V Edición

Curso 2008 - 2009

Alejandro Quintana

Vida en la mar

Laura García Llinás, 14 años

                 Colegio Puertoblanco (Algeciras)  

Cuando navego, la brisa roza mi rostro como una caricia. El cabello se me revuelve, libre y las gotas de agua me salpican todo el cuerpo. Sea cual sea el rumbo que haya marcado el timón, disfruto de una sensación incomparable de libertad. Mis ojos se clavan en el horizonte, buscan la dirección del viento o los caminos casi invisibles de las corrientes marinas.

Navegar… Qué deporte tan relajante. No hay obsesión alguna por ganar, simplemente de disfrutar del momento.

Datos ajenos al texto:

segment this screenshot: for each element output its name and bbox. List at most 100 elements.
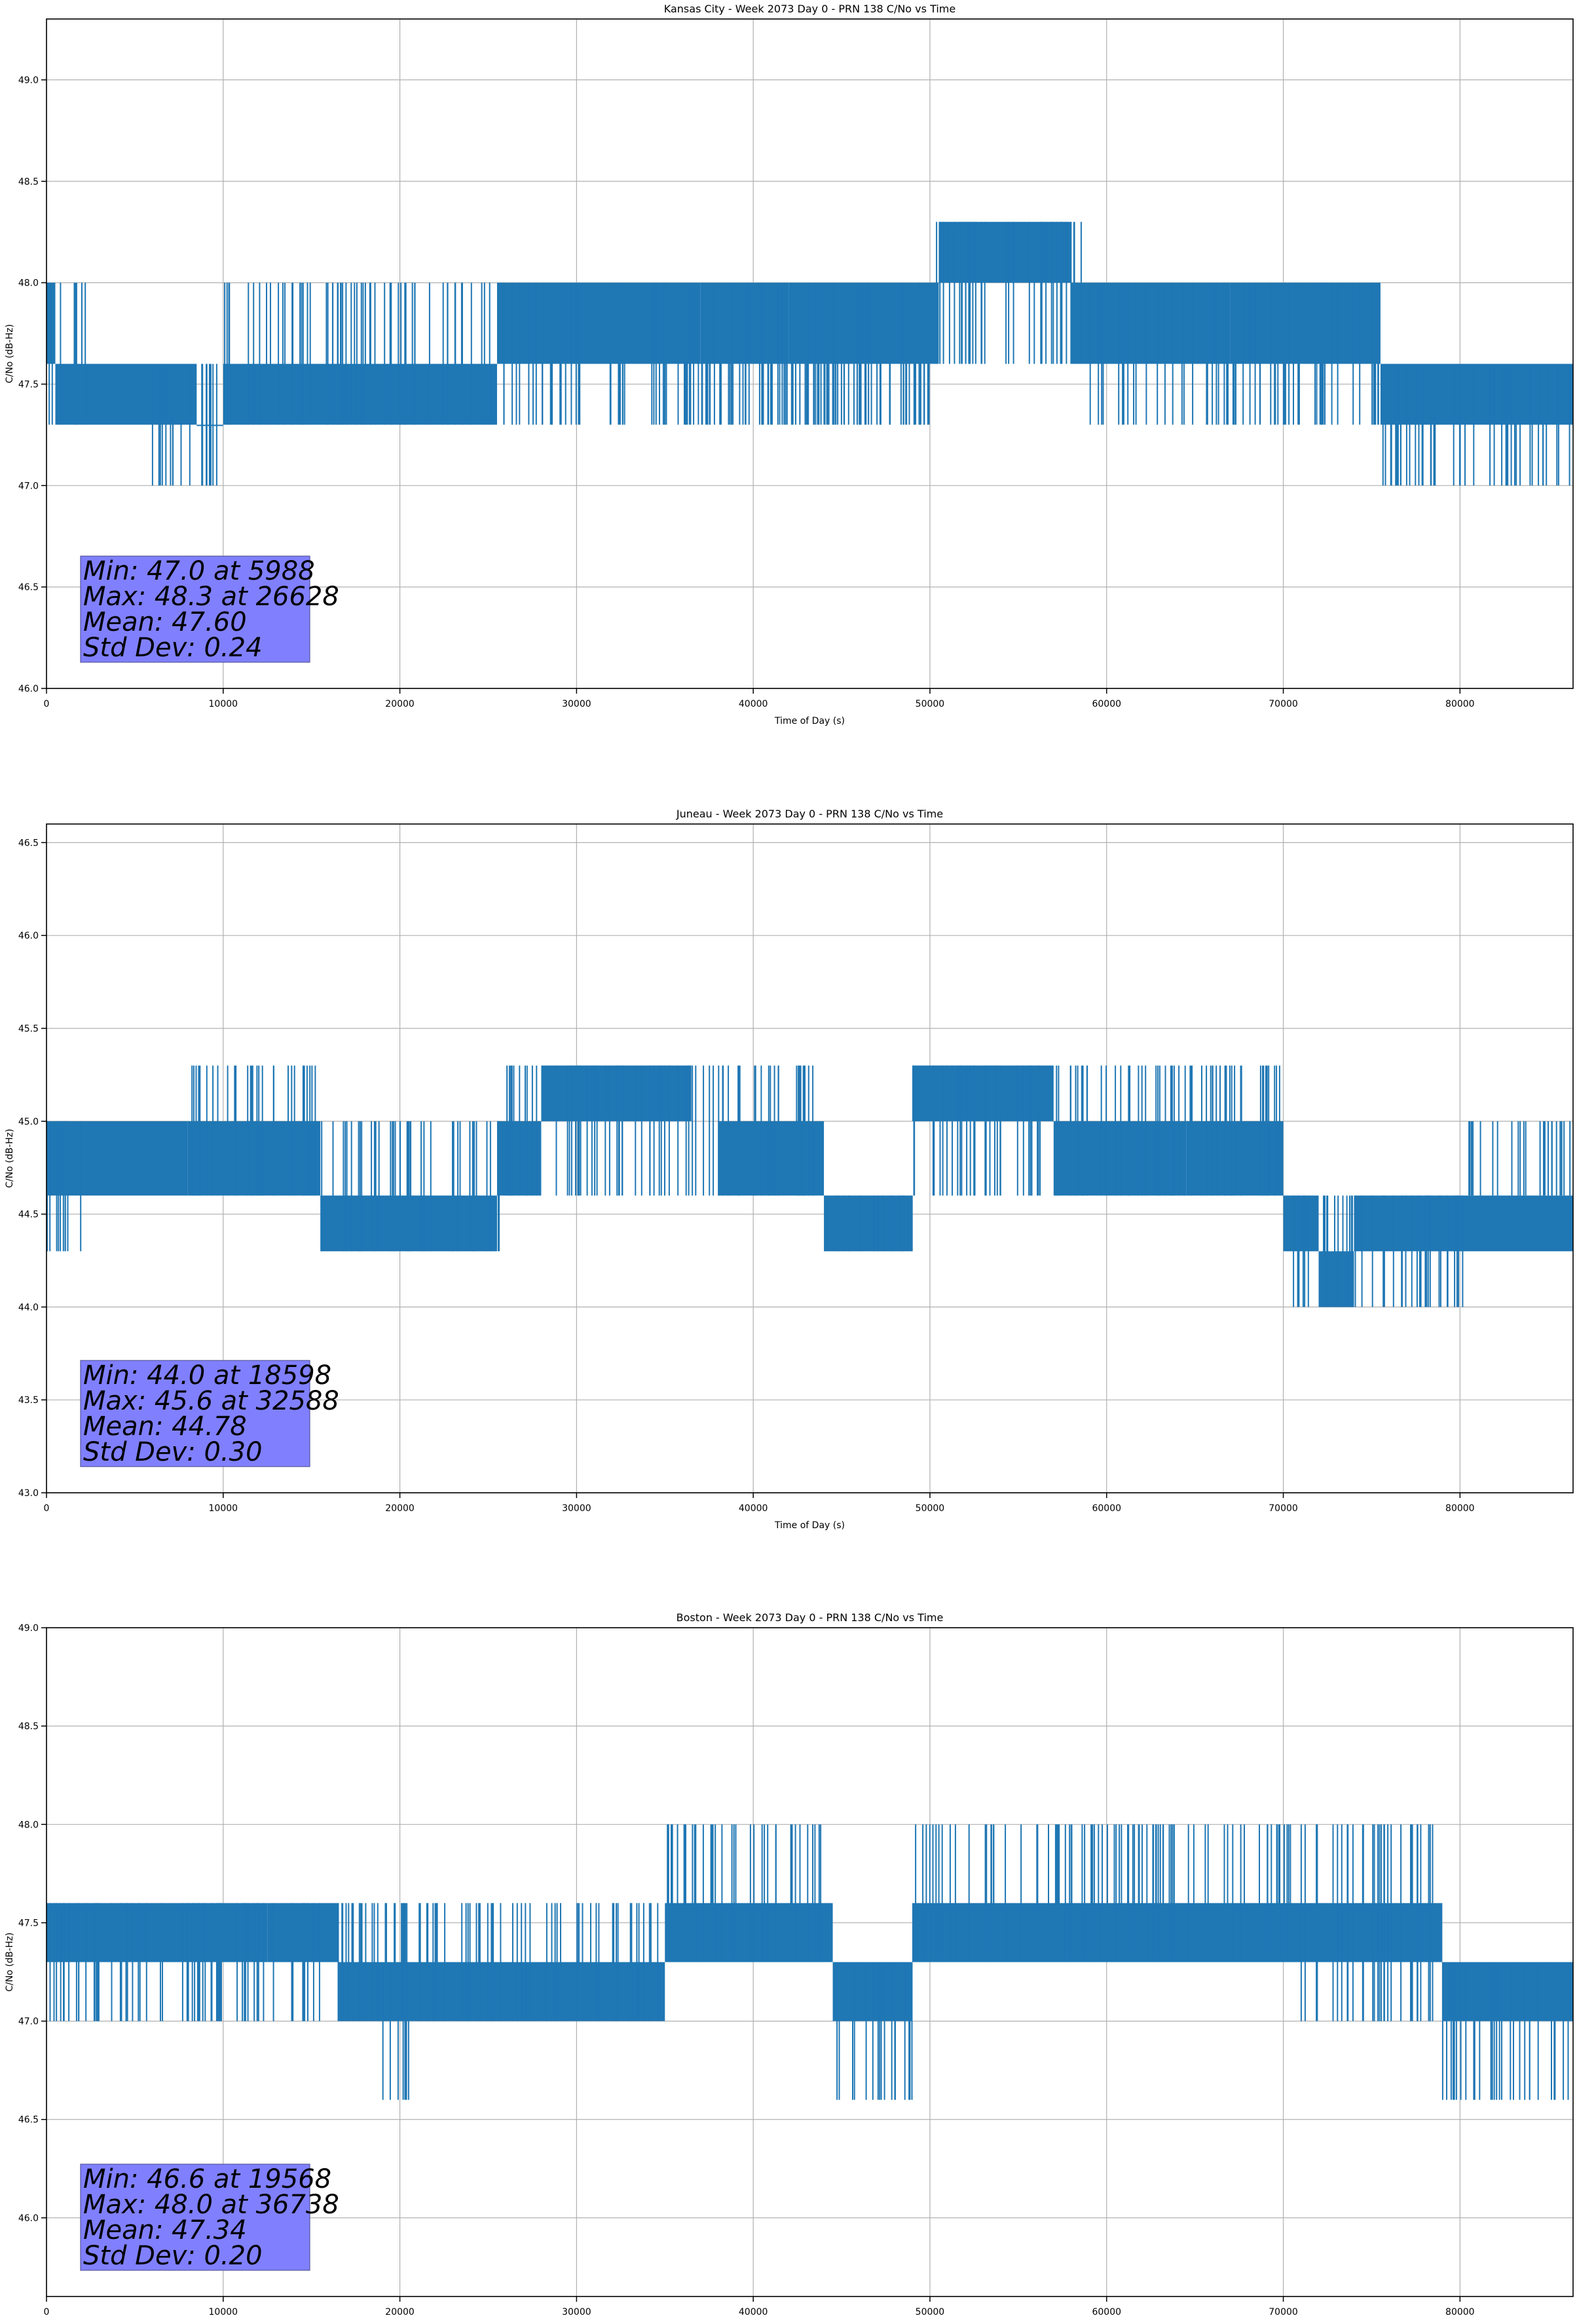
x-tick-label: 0 [44,699,50,709]
x-tick-label: 80000 [1445,1503,1475,1514]
series-band [1354,1195,1573,1252]
y-tick-label: 48.0 [18,1820,39,1830]
stats-line: Min: 47.0 at 5988 [83,556,315,586]
series-spikes [382,1962,409,2100]
series-spikes [321,1121,500,1252]
y-axis-label: C/No (dB-Hz) [5,1932,15,1991]
y-tick-label: 45.5 [18,1024,39,1034]
y-tick-label: 48.0 [18,278,39,289]
y-tick-label: 46.0 [18,684,39,694]
series-spikes [1300,1824,1434,2021]
x-tick-label: 20000 [385,2307,415,2317]
x-tick-label: 30000 [562,2307,591,2317]
y-tick-label: 46.5 [18,2115,39,2126]
x-tick-label: 50000 [916,1503,945,1514]
series-band [46,1121,188,1196]
chart-title: Juneau - Week 2073 Day 0 - PRN 138 C/No … [676,808,943,820]
y-tick-label: 48.5 [18,1721,39,1732]
chart-title: Boston - Week 2073 Day 0 - PRN 138 C/No … [677,1611,944,1624]
x-axis-label: Time of Day (s) [774,1520,845,1531]
x-tick-label: 0 [44,2307,50,2317]
stats-line: Min: 44.0 at 18598 [83,1360,331,1391]
x-tick-label: 0 [44,1503,50,1514]
axes-frame [46,18,1574,689]
data-series [46,221,1573,486]
series-spikes [1441,1962,1569,2100]
axes-frame [46,823,1574,1493]
x-tick-label: 20000 [385,1503,415,1514]
stats-line: Mean: 47.34 [83,2215,247,2245]
series-band [1442,1962,1573,2021]
series-spikes [60,282,86,425]
x-tick-label: 40000 [739,699,768,709]
series-band [1230,282,1381,364]
y-tick-label: 48.5 [18,177,39,187]
series-spikes [191,1065,316,1196]
stats-box [80,555,310,663]
series-band [1283,1195,1319,1252]
axes-frame [46,1627,1574,2297]
data-series [46,1824,1573,2100]
x-tick-label: 60000 [1092,2307,1121,2317]
series-spikes [151,364,217,486]
stats-line: Max: 48.0 at 36738 [83,2190,339,2220]
stats-line: Max: 48.3 at 26628 [83,582,339,612]
chart-panel-1: 0 10000 20000 30000 40000 50000 60000 70000 8000… [5,3,1574,726]
y-tick-label: 44.0 [18,1302,39,1313]
series-spikes [703,1065,814,1196]
series-band [1053,1121,1187,1196]
series-band [320,1195,453,1252]
y-tick-label: 43.5 [18,1395,39,1406]
y-tick-label: 47.0 [18,2017,39,2027]
stats-line: Std Dev: 0.30 [83,1437,263,1467]
series-band [700,282,789,364]
series-band [541,1065,692,1121]
x-tick-label: 30000 [562,1503,591,1514]
x-tick-label: 40000 [739,1503,768,1514]
y-tick-label: 46.0 [18,2213,39,2224]
series-spikes [1293,1195,1464,1307]
series-spikes [705,364,929,425]
series-spikes [1100,1065,1280,1196]
series-spikes [915,1824,1291,1962]
stats-line: Min: 46.6 at 19568 [83,2164,331,2194]
y-tick-label: 46.5 [18,582,39,593]
series-band [1301,1903,1443,1962]
series-spikes [836,1962,913,2100]
series-spikes [49,1903,320,2021]
x-tick-label: 30000 [562,699,591,709]
data-series [46,1065,1573,1307]
series-spikes [936,221,1082,364]
chart-panel-3: 0 10000 20000 30000 40000 50000 60000 70000 8000… [5,1611,1574,2317]
series-spikes [667,1824,822,1962]
y-tick-label: 47.5 [18,379,39,390]
x-tick-label: 50000 [916,699,945,709]
series-band [46,282,56,364]
y-tick-label: 43.0 [18,1488,39,1499]
y-tick-label: 46.5 [18,838,39,848]
series-spikes [503,282,577,425]
x-tick-label: 50000 [916,2307,945,2317]
x-tick-label: 40000 [739,2307,768,2317]
series-spikes [913,1065,1088,1196]
x-tick-label: 60000 [1092,699,1121,709]
y-tick-label: 49.0 [18,75,39,86]
series-band [1380,364,1573,425]
series-spikes [578,282,930,425]
series-band [788,282,939,364]
stats-line: Mean: 44.78 [83,1412,247,1442]
series-spikes [1468,1121,1571,1196]
stats-box [80,1360,310,1467]
series-band [496,282,701,364]
chart-title: Kansas City - Week 2073 Day 0 - PRN 138 … [664,3,955,15]
x-tick-label: 70000 [1269,2307,1298,2317]
series-band [912,1903,1301,1962]
series-spikes [1089,282,1379,425]
series-spikes [825,1195,913,1252]
x-tick-label: 10000 [209,699,238,709]
series-band [187,1121,321,1196]
y-tick-label: 47.5 [18,1918,39,1928]
y-tick-label: 49.0 [18,1623,39,1634]
stats-line: Mean: 47.60 [83,607,247,637]
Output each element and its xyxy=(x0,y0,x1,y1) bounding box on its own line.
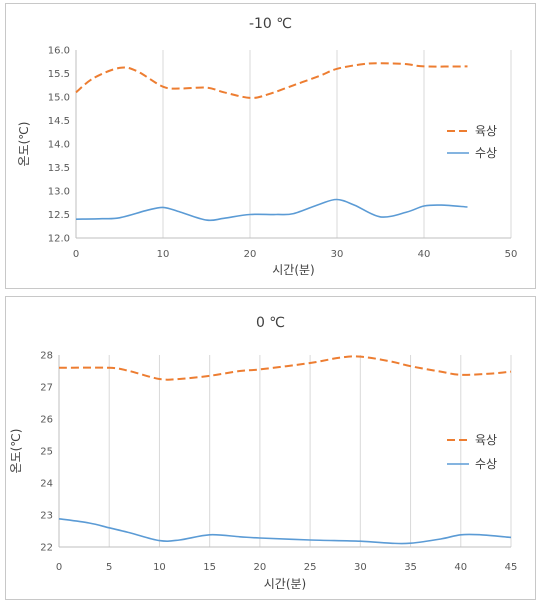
y-tick-label: 14.5 xyxy=(48,116,70,127)
series-line-land xyxy=(58,355,512,381)
chart-title: 0 ℃ xyxy=(256,315,285,331)
chart-title: -10 ℃ xyxy=(249,16,292,32)
x-tick-label: 0 xyxy=(73,249,79,260)
y-tick-label: 12.0 xyxy=(48,234,70,245)
legend-label: 육상 xyxy=(475,124,497,138)
chart-0: 0 ℃ 0 5 10 15 20 25 30 35 40 45 22 23 24 25 26 27 28 시간(분)… xyxy=(5,296,536,600)
y-tick-label: 16.0 xyxy=(48,46,70,57)
x-tick-label: 50 xyxy=(505,249,518,260)
y-tick-label: 23 xyxy=(40,511,53,522)
x-tick-label: 10 xyxy=(153,562,166,573)
series-line-water xyxy=(58,518,512,545)
y-tick-label: 13.5 xyxy=(48,163,70,174)
y-tick-label: 13.0 xyxy=(48,187,70,198)
x-tick-label: 10 xyxy=(157,249,170,260)
x-tick-label: 40 xyxy=(418,249,431,260)
x-tick-label: 40 xyxy=(454,562,467,573)
y-tick-label: 14.0 xyxy=(48,140,70,151)
legend-label: 수상 xyxy=(475,457,497,471)
y-tick-label: 15.5 xyxy=(48,69,70,80)
x-tick-label: 30 xyxy=(354,562,367,573)
chart-0-svg: 0 ℃ 0 5 10 15 20 25 30 35 40 45 22 23 24 25 26 27 28 시간(분)… xyxy=(9,315,518,591)
x-axis-title: 시간(분) xyxy=(264,577,306,591)
y-tick-label: 12.5 xyxy=(48,210,70,221)
legend-label: 육상 xyxy=(475,433,497,447)
x-tick-label: 25 xyxy=(304,562,317,573)
y-tick-label: 15.0 xyxy=(48,93,70,104)
x-tick-label: 45 xyxy=(505,562,518,573)
x-tick-label: 5 xyxy=(106,562,112,573)
y-tick-label: 28 xyxy=(40,351,53,362)
chart-minus-10-svg: -10 ℃ 0 10 20 30 40 50 12.0 12.5 13.0 13.5 14.0 14.5… xyxy=(17,16,518,277)
chart-minus-10: -10 ℃ 0 10 20 30 40 50 12.0 12.5 13.0 13.5 14.0 14.5… xyxy=(5,3,536,289)
x-tick-label: 15 xyxy=(203,562,216,573)
y-tick-label: 22 xyxy=(40,543,53,554)
x-tick-label: 0 xyxy=(56,562,62,573)
y-tick-label: 24 xyxy=(40,479,53,490)
series-line-water xyxy=(75,198,468,222)
x-tick-label: 30 xyxy=(331,249,344,260)
x-tick-label: 20 xyxy=(254,562,267,573)
x-tick-label: 20 xyxy=(244,249,257,260)
y-tick-label: 26 xyxy=(40,415,53,426)
series-line-land xyxy=(75,62,468,99)
x-axis-title: 시간(분) xyxy=(272,263,314,277)
y-tick-label: 27 xyxy=(40,383,53,394)
x-tick-label: 35 xyxy=(404,562,417,573)
legend-label: 수상 xyxy=(475,146,497,160)
y-tick-label: 25 xyxy=(40,447,53,458)
y-axis-title: 온도(℃) xyxy=(17,122,31,167)
y-axis-title: 온도(℃) xyxy=(9,429,23,474)
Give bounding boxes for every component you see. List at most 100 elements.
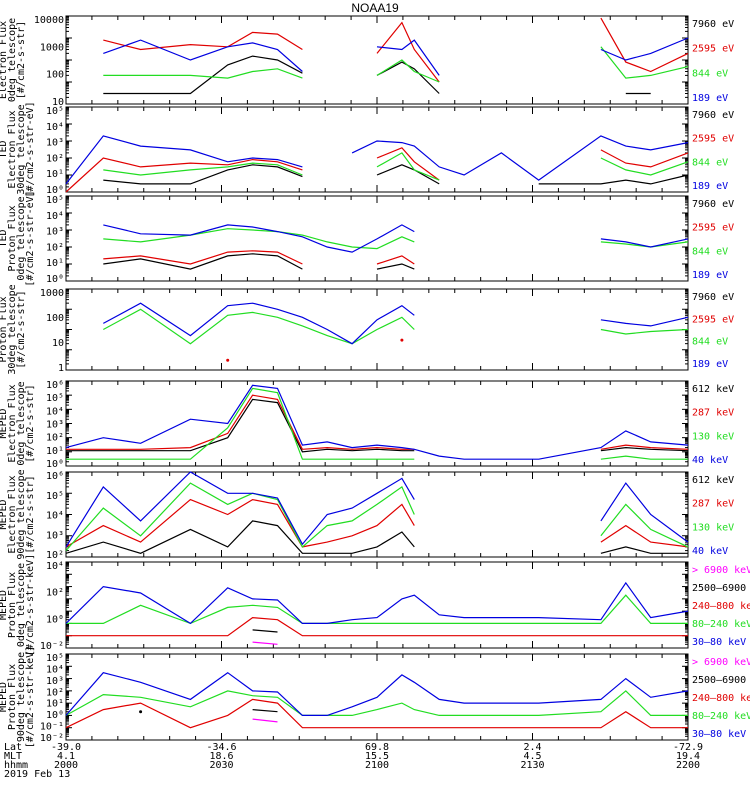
legend-entry-2500-6900: 2500–6900 <box>692 675 746 686</box>
x-row-value: 69.8 <box>365 742 389 753</box>
legend-entry-80-240-kev: 80–240 keV <box>692 619 750 630</box>
legend-entry-130-kev: 130 keV <box>692 522 734 533</box>
series-line-844-ev <box>103 68 303 79</box>
series-line-7960-ev <box>103 55 303 95</box>
legend-entry-30-80-kev: 30–80 keV <box>692 729 746 740</box>
y-tick-label: 10⁻² <box>40 641 64 652</box>
legend-entry-40-kev: 40 keV <box>692 455 728 466</box>
legend-entry-189-ev: 189 eV <box>692 181 728 192</box>
y-tick-label: 10¹ <box>46 258 64 269</box>
legend-entry-844-ev: 844 eV <box>692 157 728 168</box>
y-axis-label: [#/cm2-s-str-keV] <box>25 646 36 748</box>
y-tick-label: 10⁰ <box>46 614 64 625</box>
legend-entry-7960-ev: 7960 eV <box>692 110 734 121</box>
y-axis-label: 90deg telescope <box>16 652 27 742</box>
legend-entry-7960-ev: 7960 eV <box>692 19 734 30</box>
series-line-2595-ev <box>600 17 689 73</box>
y-tick-label: 10⁰ <box>46 459 64 470</box>
series-point-2595-ev <box>400 338 404 342</box>
series-line-2500-6900 <box>252 709 278 713</box>
x-row-value: 2100 <box>365 760 389 771</box>
y-tick-label: 10⁵ <box>46 653 64 664</box>
legend-entry-287-kev: 287 keV <box>692 408 734 419</box>
legend-entry-30-80-kev: 30–80 keV <box>692 637 746 648</box>
date-label: 2019 Feb 13 <box>4 769 70 780</box>
series-line-189-ev <box>65 135 303 185</box>
y-tick-label: 1000 <box>40 288 64 299</box>
series-line-7960-ev <box>103 164 303 185</box>
y-tick-label: 10² <box>46 153 64 164</box>
series-line-2595-ev <box>600 149 689 168</box>
figure-title: NOAA19 <box>351 1 399 15</box>
y-tick-label: 10⁴ <box>46 122 64 133</box>
y-axis-label: [#/cm2-s-str] <box>16 290 27 368</box>
y-tick-label: 10² <box>46 242 64 253</box>
y-tick-label: 10² <box>46 433 64 444</box>
series-line-40-kev <box>65 384 689 460</box>
y-axis-label: Proton Flux <box>0 296 9 362</box>
legend-entry-189-ev: 189 eV <box>692 270 728 281</box>
series-line-40-kev <box>600 482 689 543</box>
y-tick-label: 1000 <box>40 42 64 53</box>
series-line-2595-ev <box>376 255 415 265</box>
y-axis-label: MEPED <box>0 408 9 438</box>
y-axis-label: MEPED <box>0 590 9 620</box>
series-line-80-240-kev <box>65 690 688 717</box>
series-line-30-80-kev <box>65 581 689 625</box>
y-tick-label: 100 <box>46 313 64 324</box>
x-row-value: 2130 <box>520 760 544 771</box>
legend-entry-844-ev: 844 eV <box>692 68 728 79</box>
y-axis-label: Electron Flux <box>7 384 18 462</box>
series-line-844-ev <box>376 152 440 181</box>
series-line-844-ev <box>103 162 303 176</box>
y-tick-label: 10¹ <box>46 699 64 710</box>
series-line-130-kev <box>600 455 688 460</box>
y-tick-label: 10² <box>46 588 64 599</box>
panel-frame-2 <box>65 106 689 193</box>
y-tick-label: 10³ <box>46 227 64 238</box>
y-axis-label: TED <box>0 140 9 158</box>
y-tick-label: 10³ <box>46 530 64 541</box>
y-axis-label: [#/cm2-s-str] <box>16 21 27 99</box>
series-line-844-ev <box>103 228 415 250</box>
y-tick-label: 10⁴ <box>46 211 64 222</box>
series-line-189-ev <box>376 39 440 76</box>
y-tick-label: 10⁵ <box>46 393 64 404</box>
series-line-189-ev <box>600 238 689 248</box>
series-line-2595-ev <box>376 21 440 83</box>
series-line-189-ev <box>600 316 689 327</box>
series-line-2595-ev <box>376 147 440 181</box>
y-axis-label: [#/cm2-s-str-eV] <box>25 101 36 197</box>
x-row-value: -39.0 <box>51 742 81 753</box>
y-tick-label: 10⁰ <box>46 274 64 285</box>
y-tick-label: 10⁴ <box>46 664 64 675</box>
legend-entry-130-kev: 130 keV <box>692 431 734 442</box>
y-axis-label: [#/cm2-s-str] <box>25 384 36 462</box>
y-tick-label: 10¹ <box>46 446 64 457</box>
y-axis-label: Electron Flux <box>7 475 18 553</box>
y-axis-label: 0deg telescope <box>16 563 27 647</box>
legend-entry-2595-ev: 2595 eV <box>692 223 734 234</box>
y-tick-label: 10⁰ <box>46 710 64 721</box>
legend-entry-612-kev: 612 keV <box>692 384 734 395</box>
x-row-value: 18.6 <box>209 751 233 762</box>
x-row-value: -34.6 <box>206 742 236 753</box>
series-line-189-ev <box>103 302 415 345</box>
series-line-40-kev <box>65 471 415 548</box>
series-line-2595-ev <box>103 31 303 51</box>
y-axis-label: 90deg telescope <box>16 469 27 559</box>
series-point-2500-6900 <box>139 710 143 714</box>
legend-entry-80-240-kev: 80–240 keV <box>692 711 750 722</box>
legend-entry-7960-ev: 7960 eV <box>692 292 734 303</box>
y-tick-label: 10³ <box>46 420 64 431</box>
series-line-130-kev <box>66 387 415 460</box>
series-line-844-ev <box>600 157 689 176</box>
series-line-2595-ev <box>65 157 303 193</box>
series-line-6900-kev <box>252 718 278 723</box>
series-line-7960-ev <box>103 253 303 270</box>
y-tick-label: 10⁴ <box>46 561 64 572</box>
series-line-189-ev <box>600 37 689 61</box>
x-row-value: 15.5 <box>365 751 389 762</box>
series-line-612-kev <box>600 446 689 452</box>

Lo feliz y nerviosa que me siento cuando aparece esa racha de aire con la que el velero planea sobre el agua, las escotas se tensan y el barco lanza espuma por la obra viva… ¡Qué sensación más bella!

Durante las regatas se viven muchas emociones. Además está la competitividad, el trabajo en equipo entre los compañeros de navegación, la emoción y el riesgo de volcar, la risa cuando un pez salta a la bañera o tu bocadillo cae al mar y llega esa gaviota que acechaba y engulle tu almuerzo.

Antes de salir, hay que prepararlo todo: montar las velas, anudar los cabos, vestir la ropa adecuada… Cuando dan la señal: “Barcos al agua”, podemos salir hacia el campo de regata marcado por las boyas. Todos buscamos un buen sitio por el que salir, metemos los barcos rápidamente en el agua y sacamos los carros para que sea más fácil maniobrar. Nos turnamos: mientras uno aguanta su barco y el de su compañero en el agua, otro lleva rápido los carros al interior del puerto.

Hay que observar la dirección del viento, la colocación de las balizas, por dónde salir, cómo evitar los golpes en los cascos de los contrincantes.

Cuando el barco del jurado da la señal de llamada, ¡todos a navegar con todos los sentidos atentos!

Pero el mar no es fácil. Llegan fuertes rachas de viento, olas que azotan las embarcaciones, lluvia que dificultan la visión… En ocasiones llego a sentir miedo. En otras disfruto, pero siempre conviene ser prudente, porque cuando la mar se enfurece no existe nada tan peligroso.

La velocidad me resulta excitante: colgarme, aguantar la escota para que la vela no se vaya, poner toda mi fuerza, mirar en todas direcciones, achicar el agua, no pasar la baliza antes de tiempo, estar muy pendiente para no volcar… Se unen demasiadas sensaciones a la vez: temor, nervios, diversión, esperanza...

En una ocasión nos retiramos de la regata porque el temporal era demasiado fuerte. El viento alcanzó fuerza cinco. Necesitamos que nos remolcaran a puerto, pero el hombre que guiaba la barcaza no amarró bien los cabos y se formo un gran nudo. Conseguí apañarme, aguantando la botavara con la mano, pues la escota estaba hecha una madeja, a la vez que controlaba el timón con la otra mano, colgándome hacia fuera para que el optimist no escorara ni yo cayera al agua. Pero mi compañera no consiguió apañarse. La corriente y el viento la arrastró hacia uno de los diques del puerto (esas rocas amontonadas). Navegué hasta la rampa y dejé mi barco allí para echar a correr por el dique hasta su extremo, en donde se encontraba mi amiga. La saqué del barco y me metí en él. Entre las dos empujamos el casco, alejándolo de las rocas. Después de mucho esfuerzo logramos llevarlo a tierra.

El día amanece soleado y con una ligera brisa. La mar está calma y las gaviotas sobrevuelan con agudos graznidos. Todo invita a navegar, dejar que mi velero me lleve con las olas y las mareas, sin importar el destino.